The connection between small intestinal bacterial overgrowth (SIBO) and acid reflux, or Gastroesophageal Reflux Disease (GERD), is gaining recognition in digestive health. Although reflux symptoms occur in the upper digestive tract, the underlying cause for some individuals may originate much further down in the gut. This relationship is often overlooked, leading to persistent reflux even with traditional acid-suppressing medication. Understanding the mechanical link between bacterial overgrowth in the small bowel and the resulting pressure on the stomach provides a pathway toward effective relief. Addressing this physiological connection shifts the focus from managing acid to treating the root cause of the digestive imbalance.
Defining SIBO and Acid Reflux
Small Intestinal Bacterial Overgrowth (SIBO) is characterized by an excessive number of bacteria in the small intestine, a region that naturally maintains a low bacterial population. The small intestine is designed to rapidly absorb nutrients, and its natural cleansing wave, the Migrating Motor Complex (MMC), typically prevents bacterial accumulation. When this system fails, the resulting overgrowth leads to digestive symptoms like bloating, gas, and abdominal pain.
Acid reflux, medically known as GERD, involves the backward flow of stomach contents, including acid and sometimes bile, into the esophagus. This occurs when the Lower Esophageal Sphincter (LES), a ring of muscle separating the stomach and esophagus, relaxes inappropriately or weakens. The resulting irritation of the esophageal lining causes the common symptoms of heartburn and regurgitation.
The Physiological Mechanism of the Link
The primary mechanism linking SIBO to acid reflux is the production of gas within the small intestine. Overgrown bacteria ferment undigested carbohydrates, releasing gases like hydrogen and methane as metabolic byproducts. This gas production leads to abdominal distension and an increase in intra-abdominal pressure.
The heightened pressure inside the abdominal cavity pushes against the stomach and surrounding organs. This upward pressure compromises the function of the Lower Esophageal Sphincter (LES). When the pressure gradient between the abdomen and the chest cavity is reversed, it forces the LES to relax or be pushed open, known as transient lower esophageal sphincter relaxations (TLOSRs).
This inappropriate relaxation allows stomach acid and contents to escape into the esophagus, causing reflux symptoms. Furthermore, SIBO-related distension can impair gut motility, slowing the movement of food out of the stomach. Delayed gastric emptying further increases the likelihood of upward pressure and reflux events.
Diagnosing SIBO as the Cause of Reflux
When SIBO is suspected as the cause of reflux, the Small Intestinal Bacterial Overgrowth breath test is used to confirm the overgrowth. This non-invasive procedure measures hydrogen and methane gas levels in the patient’s breath. The patient ingests a sugar substrate, typically lactulose or glucose, which acts as a food source for the bacteria.
If an overgrowth is present, the bacteria ferment the substrate early in the small intestine, causing a spike in exhaled hydrogen or methane before the solution reaches the large intestine. Measuring both gas types is important: hydrogen is linked to bacterial overgrowth, while methane is produced by archaea, causing Intestinal Methanogenic Overgrowth (IMO). Clinicians also look for classic SIBO symptoms, such as chronic bloating or altered bowel habits.

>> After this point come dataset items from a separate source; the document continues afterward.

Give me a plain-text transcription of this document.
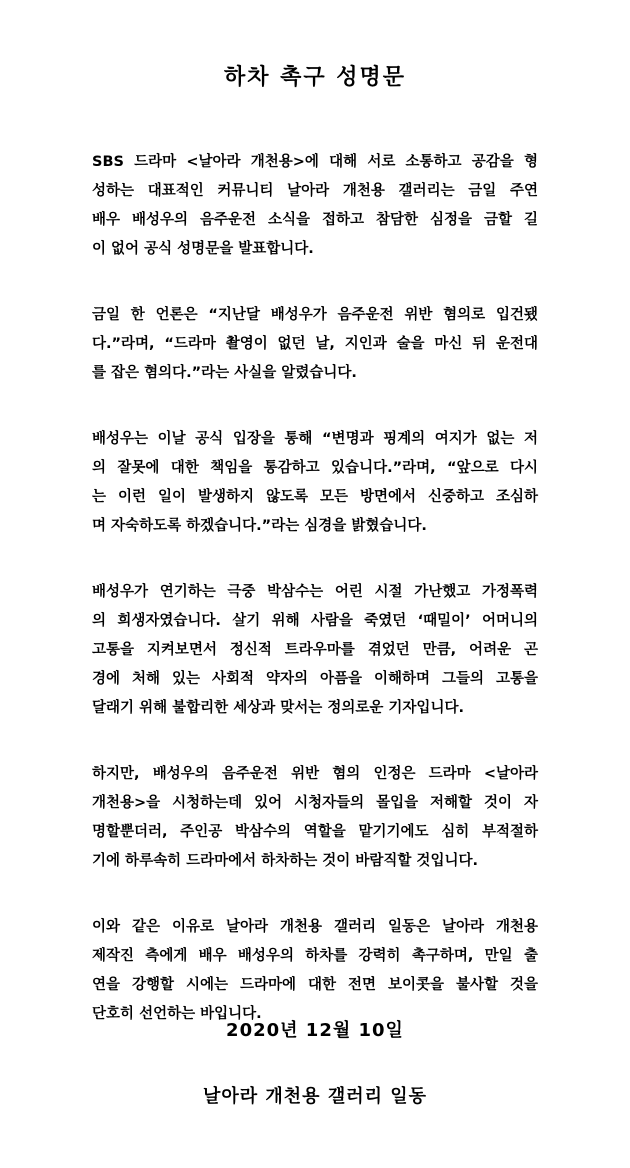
하차 촉구 성명문

SBS 드라마 <날아라 개천용>에 대해 서로 소통하고 공감을 형
성하는 대표적인 커뮤니티 날아라 개천용 갤러리는 금일 주연
배우 배성우의 음주운전 소식을 접하고 참담한 심정을 금할 길
이 없어 공식 성명문을 발표합니다.

금일 한 언론은 “지난달 배성우가 음주운전 위반 혐의로 입건됐
다.”라며, “드라마 촬영이 없던 날, 지인과 술을 마신 뒤 운전대
를 잡은 혐의다.”라는 사실을 알렸습니다.

배성우는 이날 공식 입장을 통해 “변명과 핑계의 여지가 없는 저
의 잘못에 대한 책임을 통감하고 있습니다.”라며, “앞으로 다시
는 이런 일이 발생하지 않도록 모든 방면에서 신중하고 조심하
며 자숙하도록 하겠습니다.”라는 심경을 밝혔습니다.

배성우가 연기하는 극중 박삼수는 어린 시절 가난했고 가정폭력
의 희생자였습니다. 살기 위해 사람을 죽였던 ‘때밀이’ 어머니의
고통을 지켜보면서 정신적 트라우마를 겪었던 만큼, 어려운 곤
경에 처해 있는 사회적 약자의 아픔을 이해하며 그들의 고통을
달래기 위해 불합리한 세상과 맞서는 정의로운 기자입니다.

하지만, 배성우의 음주운전 위반 혐의 인정은 드라마 <날아라
개천용>을 시청하는데 있어 시청자들의 몰입을 저해할 것이 자
명할뿐더러, 주인공 박삼수의 역할을 맡기기에도 심히 부적절하
기에 하루속히 드라마에서 하차하는 것이 바람직할 것입니다.

이와 같은 이유로 날아라 개천용 갤러리 일동은 날아라 개천용
제작진 측에게 배우 배성우의 하차를 강력히 촉구하며, 만일 출
연을 강행할 시에는 드라마에 대한 전면 보이콧을 불사할 것을
단호히 선언하는 바입니다.

2020년 12월 10일
날아라 개천용 갤러리 일동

Testing for SIBO is particularly relevant in patients whose reflux does not respond to standard acid-suppressing medications, such as Proton Pump Inhibitors (PPIs). PPIs reduce stomach acid, a natural barrier against bacterial migration from the colon, which some studies suggest increases the risk of SIBO development. If SIBO is the underlying problem, reducing acid can allow the overgrowth to flourish, making the reflux resistant to conventional therapy.
Treatment Strategies for SIBO-Related Reflux
Successful management of SIBO-related reflux requires eradicating the bacterial overgrowth to resolve the pressure imbalance, rather than suppressing acid. The first-line strategy involves targeted antibiotic therapy, utilizing non-absorbable drugs like Rifaximin. Rifaximin acts locally within the gut lumen, limiting systemic side effects since less than 1% is absorbed into the bloodstream.

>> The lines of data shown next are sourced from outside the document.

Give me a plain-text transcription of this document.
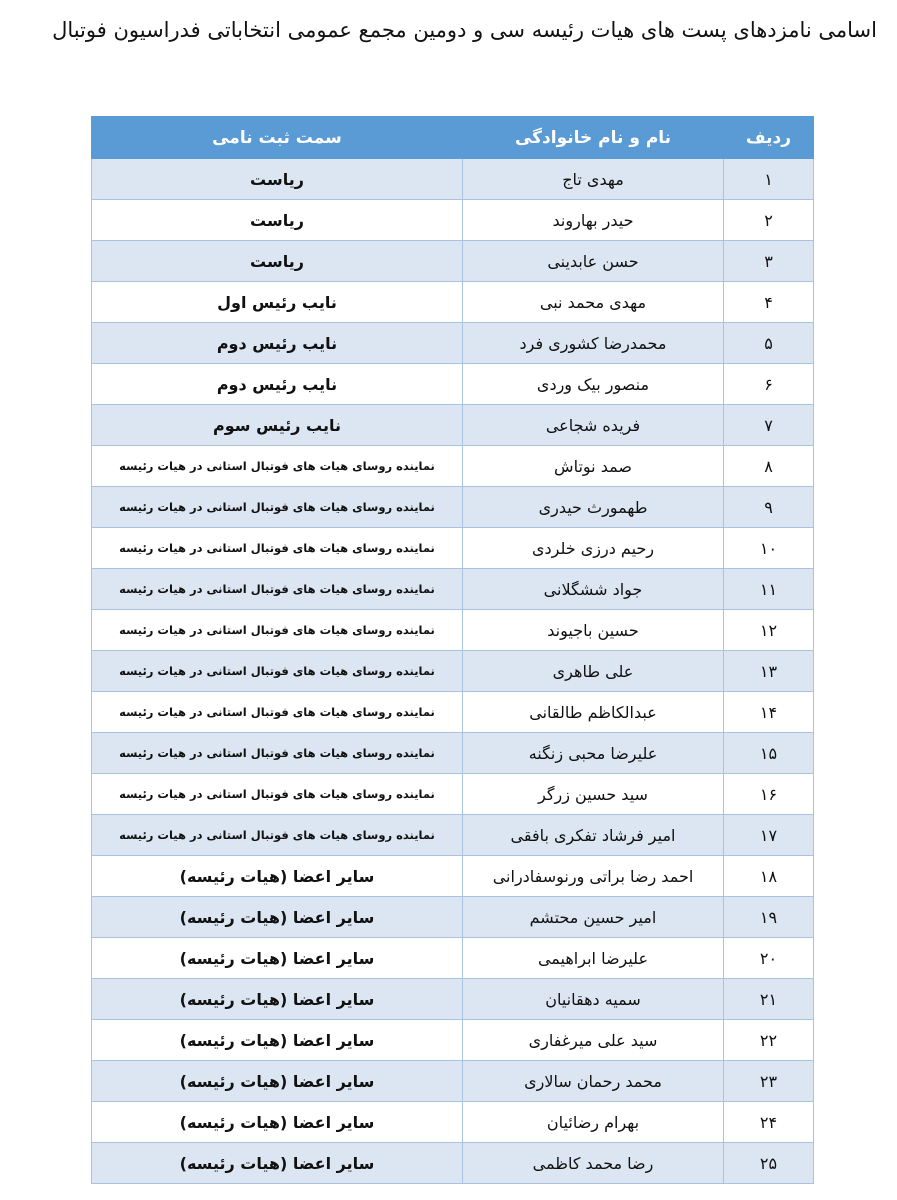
اسامی نامزدهای پست های هیات رئیسه سی و دومین مجمع عمومی انتخاباتی فدراسیون فوتبال
ردیف	نام و نام خانوادگی	سمت ثبت نامی
۱	مهدی تاج	ریاست
۲	حیدر بهاروند	ریاست
۳	حسن عابدینی	ریاست
۴	مهدی محمد نبی	نایب رئیس اول
۵	محمدرضا کشوری فرد	نایب رئیس دوم
۶	منصور بیک وردی	نایب رئیس دوم
۷	فریده شجاعی	نایب رئیس سوم
۸	صمد نوتاش	نماینده روسای هیات های فوتبال استانی در هیات رئیسه
۹	طهمورث حیدری	نماینده روسای هیات های فوتبال استانی در هیات رئیسه
۱۰	رحیم درزی خلردی	نماینده روسای هیات های فوتبال استانی در هیات رئیسه
۱۱	جواد ششگلانی	نماینده روسای هیات های فوتبال استانی در هیات رئیسه
۱۲	حسین باجیوند	نماینده روسای هیات های فوتبال استانی در هیات رئیسه
۱۳	علی طاهری	نماینده روسای هیات های فوتبال استانی در هیات رئیسه
۱۴	عبدالکاظم طالقانی	نماینده روسای هیات های فوتبال استانی در هیات رئیسه
۱۵	علیرضا محبی زنگنه	نماینده روسای هیات های فوتبال استانی در هیات رئیسه
۱۶	سید حسین زرگر	نماینده روسای هیات های فوتبال استانی در هیات رئیسه
۱۷	امیر فرشاد تفکری بافقی	نماینده روسای هیات های فوتبال استانی در هیات رئیسه
۱۸	احمد رضا براتی ورنوسفادرانی	سایر اعضا (هیات رئیسه)
۱۹	امیر حسین محتشم	سایر اعضا (هیات رئیسه)
۲۰	علیرضا ابراهیمی	سایر اعضا (هیات رئیسه)
۲۱	سمیه دهقانیان	سایر اعضا (هیات رئیسه)
۲۲	سید علی میرغفاری	سایر اعضا (هیات رئیسه)
۲۳	محمد رحمان سالاری	سایر اعضا (هیات رئیسه)
۲۴	بهرام رضائیان	سایر اعضا (هیات رئیسه)
۲۵	رضا محمد کاظمی	سایر اعضا (هیات رئیسه)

For patients with high methane levels, Rifaximin is often combined with a second antibiotic, such as Neomycin or Metronidazole, to address the methane-producing archaea. Alongside antibiotics, dietary changes are incorporated to starve the overgrowth and reduce fermentation. A common approach is the temporary use of a low-FODMAP diet, which restricts the carbohydrates readily fermented by the bacteria.
To prevent the common recurrence of SIBO, physicians focus on restoring the small intestine’s natural cleansing mechanism. This involves using prokinetic agents, which stimulate the Migrating Motor Complex to sweep bacteria and debris through the small intestine. When SIBO is successfully treated, gas production stops, intra-abdominal pressure normalizes, and LES function is restored, resolving the reflux symptoms.